Wednesday, June 28, 2006

"I Shook Up the World"


















"I Shook Up the World...I'm a bad man", the young man from Louisville, Ky said. "I must be pretty", he yelled at the reporters and anyone else in the auditorium with his mouth wide open. "I'm only 22 years old, I fought Sonny Liston and I don't have a mark on my face!" He said amazed at the feat he had accomplished and the fact that he survived a clash with a titan. "I must be pretty! I'm a bad man!"

And he had every reason to be scared of the man he had knocked out in the first round of their second fight.

In his day, Sonny Liston was more feared than Mike Tyson and more trouble than George Foreman. He was built like a gladiator and his face looked like it was made to scowl. Thunder roared and lightning struck, on the rare occasions when he did manage to smile. It seemed like there was nothing in the world that could scare Sonny Liston. The one time heavyweight champ had been an ex-con and a known leg breaker for the Outfit (that's the Chicago arm of the Mob to you). He had more run-ins with the cops than DMX and probably served more time in prison than any two rappers you can name. He truly was a bad man.

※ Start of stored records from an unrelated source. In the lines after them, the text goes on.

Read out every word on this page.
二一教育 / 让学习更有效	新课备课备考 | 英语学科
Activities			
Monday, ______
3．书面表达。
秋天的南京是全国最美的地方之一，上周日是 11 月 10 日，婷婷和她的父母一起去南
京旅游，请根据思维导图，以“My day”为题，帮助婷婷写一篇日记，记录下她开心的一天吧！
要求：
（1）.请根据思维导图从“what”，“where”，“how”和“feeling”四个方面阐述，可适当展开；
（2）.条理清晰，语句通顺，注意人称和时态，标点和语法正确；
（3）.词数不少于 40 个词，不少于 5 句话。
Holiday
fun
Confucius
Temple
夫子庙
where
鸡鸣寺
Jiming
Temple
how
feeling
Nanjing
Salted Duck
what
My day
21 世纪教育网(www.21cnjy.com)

On the other hand his opponent Cassius Marcellus Clay Jr, was a talented light heavyweight, with lightning quick speed and an awkward boxing style. He did everything wrong: he kept his hands down low instead of in a defensive position and he ran - alot, a whole lot. But mostly reporters and fight fans didn't like him because he ran his mouth. A lot. A whole lot. They nicknamed him the "Louisville Lip". He was just a kid they felt that needed a good butt whuppin'. And Sonny Liston would be the right guy to do it.

When they met for the second time in an auditorium in Lewiston, Maine (in a place that was normally an ice hockey rink) Clay, who had just changed his name to Muhammad Ali was not as scared as he was the first time they met. But he was nervous, for Liston was not a man to take lightly. One minute and some change into the fight, Ali hit Liston with a punch that very few ringside observers (or anyone else for that matter) saw. He called the punch 'the anchor punch' - which scientifically, isn't the greatest punch in the world. He learned it from the old black vaudeville performer Sambo. But nevertheless, it worked.

When Liston caught that punch square on his jaw, BAM, to the canvas he went. And, into history they went as well. Ali is now acknowledged as one of the greatest fighters ever and Liston...one of the scariest opponents a man could face.